En cuanto salió de la sala de lectura, Will empezó a marcar el número de la sección de Internacional. Andy contestó antes de que su amigo hubiera tenido tiempo de salir a la calle.

– Vaya, Will, ¿cómo estás? ¡Mierda! Se suponía que debía mandarte todo aquel material, ¿no? Lo siento, esto ha sido una casa de locos durante toda la tarde.

– ¡Andy, te dije que lo necesitaba sin falta!

– Lo sé, lo sé. Lo siento, la he jodido. Bueno te lo envío ahora mismo.

– Mira, será mejor que me lo leas, ¿quieres? No puedo esperar. -Will paseaba arriba y abajo al pie de la enorme escalinata.

– Will, aquí estamos muy ocupados -comentó Andy parodiando el acento inglés de su amigo, lo cual era buena señal-. Bueno, tendré que darme prisa y saltarme los nombres más raros, pero ahí va: «De John Bishop, Bangkok. Samak Sangsuk fue llorado ayer por quienes lo conocían bien y también por unos cuantos que no lo conocían de nada.

»E1 señor Samak, que según parece fue víctima de un complot internacional para secuestrarlo, formaba parte de la élite financiera tailandesa y había ganado una fortuna en el sector inmobiliario e invirtiendo en la creciente industria turística de Tailandia.»

«Adelante, sigue», pensó Will.

– «Pero también era conocido entre las clases menos favorecidas de Bangkok, cuyos miembros lo llamaban "Señor Funeral". A decir de algunos, el señor Samak mantenía una actividad paralela, una actividad que mantenía no con ánimo de lucro sino por una cuestión de conciencia: organizaba los funerales de los pobres.

»E1 señor Samak estaba en contacto con las funerarias y los hospitales -recordaba el domingo un viejo amigo-. Si les llegaba un cadáver y no había parientes o amigos que se encargaran de enterrarlo, llamaban al señor Samak. También lo llamaban en caso de que la familia no tuviera dinero para un entierro decente.»

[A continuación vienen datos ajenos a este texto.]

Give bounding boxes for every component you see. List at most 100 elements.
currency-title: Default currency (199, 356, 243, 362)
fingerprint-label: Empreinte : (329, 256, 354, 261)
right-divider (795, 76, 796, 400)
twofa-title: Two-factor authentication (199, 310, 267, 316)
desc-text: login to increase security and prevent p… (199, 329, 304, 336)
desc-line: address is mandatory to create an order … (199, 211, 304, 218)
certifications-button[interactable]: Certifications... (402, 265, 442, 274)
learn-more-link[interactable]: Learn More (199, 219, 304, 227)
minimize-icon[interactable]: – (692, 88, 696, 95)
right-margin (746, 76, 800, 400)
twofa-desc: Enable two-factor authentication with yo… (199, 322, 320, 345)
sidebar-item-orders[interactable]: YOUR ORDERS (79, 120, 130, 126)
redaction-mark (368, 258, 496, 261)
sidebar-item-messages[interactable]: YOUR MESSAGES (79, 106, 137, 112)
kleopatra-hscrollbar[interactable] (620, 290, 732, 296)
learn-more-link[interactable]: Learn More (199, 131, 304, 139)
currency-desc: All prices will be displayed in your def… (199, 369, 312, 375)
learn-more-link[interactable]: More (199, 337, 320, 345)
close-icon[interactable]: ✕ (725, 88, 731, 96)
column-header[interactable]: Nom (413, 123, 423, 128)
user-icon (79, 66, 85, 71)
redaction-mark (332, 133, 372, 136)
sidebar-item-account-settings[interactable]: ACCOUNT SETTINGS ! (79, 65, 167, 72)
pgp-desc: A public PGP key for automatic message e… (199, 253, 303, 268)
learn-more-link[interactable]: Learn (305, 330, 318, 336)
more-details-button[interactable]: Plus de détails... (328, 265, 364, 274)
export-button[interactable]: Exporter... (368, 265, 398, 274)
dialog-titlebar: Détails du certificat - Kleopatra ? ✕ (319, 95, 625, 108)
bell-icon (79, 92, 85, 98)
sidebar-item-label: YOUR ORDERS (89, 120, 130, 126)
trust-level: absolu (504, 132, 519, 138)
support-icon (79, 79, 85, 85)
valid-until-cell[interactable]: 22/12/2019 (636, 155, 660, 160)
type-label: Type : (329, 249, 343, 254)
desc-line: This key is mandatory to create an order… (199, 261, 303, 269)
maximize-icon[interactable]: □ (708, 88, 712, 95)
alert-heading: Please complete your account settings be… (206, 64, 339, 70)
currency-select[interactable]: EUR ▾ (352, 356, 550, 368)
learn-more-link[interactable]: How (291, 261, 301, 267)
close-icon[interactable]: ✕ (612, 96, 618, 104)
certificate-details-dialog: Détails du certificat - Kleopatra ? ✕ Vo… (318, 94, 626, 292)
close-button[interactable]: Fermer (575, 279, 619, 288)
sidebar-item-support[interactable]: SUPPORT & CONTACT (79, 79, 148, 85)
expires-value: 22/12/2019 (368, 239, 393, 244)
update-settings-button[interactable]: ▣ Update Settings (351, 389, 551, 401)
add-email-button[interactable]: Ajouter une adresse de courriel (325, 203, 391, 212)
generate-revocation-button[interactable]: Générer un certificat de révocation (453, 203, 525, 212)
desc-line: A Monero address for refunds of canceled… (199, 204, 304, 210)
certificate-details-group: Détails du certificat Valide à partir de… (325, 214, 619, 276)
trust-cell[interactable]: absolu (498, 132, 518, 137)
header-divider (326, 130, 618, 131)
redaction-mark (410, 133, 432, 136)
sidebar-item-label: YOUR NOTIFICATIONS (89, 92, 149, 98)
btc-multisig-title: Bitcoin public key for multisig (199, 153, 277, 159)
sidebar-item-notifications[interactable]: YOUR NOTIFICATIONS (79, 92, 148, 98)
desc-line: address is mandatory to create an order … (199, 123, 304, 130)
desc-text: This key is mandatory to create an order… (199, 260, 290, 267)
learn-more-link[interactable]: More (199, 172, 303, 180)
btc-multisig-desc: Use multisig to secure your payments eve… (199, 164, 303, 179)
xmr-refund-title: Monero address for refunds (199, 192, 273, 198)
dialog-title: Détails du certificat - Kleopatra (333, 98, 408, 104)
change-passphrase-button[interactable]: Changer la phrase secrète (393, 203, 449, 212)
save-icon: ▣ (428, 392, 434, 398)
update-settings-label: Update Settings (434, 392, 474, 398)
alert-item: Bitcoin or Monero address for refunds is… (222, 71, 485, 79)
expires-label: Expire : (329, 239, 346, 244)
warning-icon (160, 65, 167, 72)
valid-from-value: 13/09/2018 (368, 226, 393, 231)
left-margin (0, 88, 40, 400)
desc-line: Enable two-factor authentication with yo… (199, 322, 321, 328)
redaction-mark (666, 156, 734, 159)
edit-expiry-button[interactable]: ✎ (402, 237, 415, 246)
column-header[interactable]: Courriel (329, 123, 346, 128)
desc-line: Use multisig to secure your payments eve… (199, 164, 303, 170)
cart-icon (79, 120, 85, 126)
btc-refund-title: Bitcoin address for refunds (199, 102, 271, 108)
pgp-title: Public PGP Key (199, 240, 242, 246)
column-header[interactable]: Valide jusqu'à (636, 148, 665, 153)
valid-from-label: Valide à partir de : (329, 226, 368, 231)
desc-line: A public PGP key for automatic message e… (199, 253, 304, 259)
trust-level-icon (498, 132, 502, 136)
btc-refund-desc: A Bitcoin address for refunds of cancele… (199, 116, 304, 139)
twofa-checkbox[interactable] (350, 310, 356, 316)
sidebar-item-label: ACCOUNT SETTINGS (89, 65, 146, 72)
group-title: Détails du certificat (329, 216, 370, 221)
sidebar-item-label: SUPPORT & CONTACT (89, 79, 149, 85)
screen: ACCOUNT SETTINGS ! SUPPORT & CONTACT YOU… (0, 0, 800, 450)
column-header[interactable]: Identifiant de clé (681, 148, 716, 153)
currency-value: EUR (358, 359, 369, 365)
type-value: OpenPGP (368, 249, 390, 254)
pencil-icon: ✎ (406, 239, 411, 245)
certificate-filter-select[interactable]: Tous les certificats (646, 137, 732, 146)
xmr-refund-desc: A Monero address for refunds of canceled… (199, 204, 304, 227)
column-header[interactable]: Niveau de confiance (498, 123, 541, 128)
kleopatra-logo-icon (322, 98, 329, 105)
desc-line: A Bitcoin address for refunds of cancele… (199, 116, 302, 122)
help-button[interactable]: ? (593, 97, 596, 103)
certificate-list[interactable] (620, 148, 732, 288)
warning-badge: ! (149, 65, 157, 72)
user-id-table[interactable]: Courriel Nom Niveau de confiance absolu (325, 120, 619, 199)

Will notó que la sangre se le disparaba en las venas.

– Will, ¿sigues conmigo?

– Sí, sigue leyendo.

– «En el pasado, los indigentes de Bangkok acababan sus días en una fosa común, sin el lujo de un ataúd. Se atribuye al señor Samak el mérito de haber puesto fin a esa costumbre casi sin ayuda. No solo se hacía cargo de los gastos del entierro, sino que la gente de la ciudad asegura que también reunía a una congregación para la ceremonia, a menudo pagando unas pocas monedas para que acudieran plañideras. "Gracias al Señor Funeral -dijo un médico-, nadie más ha sido enterrado como un perro ni enterrado solo."»

Will ya había oído suficiente. Colgó y corrió escalinata abajo, disfrutando de la sensación del sol en el rostro. Primero, Macrae; luego, Baxter y, en esos momentos, Samak. No solo buena gente, sino gente notablemente buena. Aquello ya no era una coincidencia.

Encontró una tienda, compró algunas botellas de té helado y se encaminó de vuelta a la biblioteca. Tenía que poner al día a TC y desentrañar la relación que hubiera con el dibujo. Sin duda tenía que encajar.

En ese instante reparó en una figura que hasta ese instante se había mantenido en la periferia de su visión. Apartándose a un lado, como si temiera ser visto, había un hombre alto, vestido con vaqueros y una sudadera gris con capucha. Su edad, su color y su expresión resultaban imposibles de discernir: tenía el rostro oculto por la capucha. Pero algo estaba claro: seguía a Will.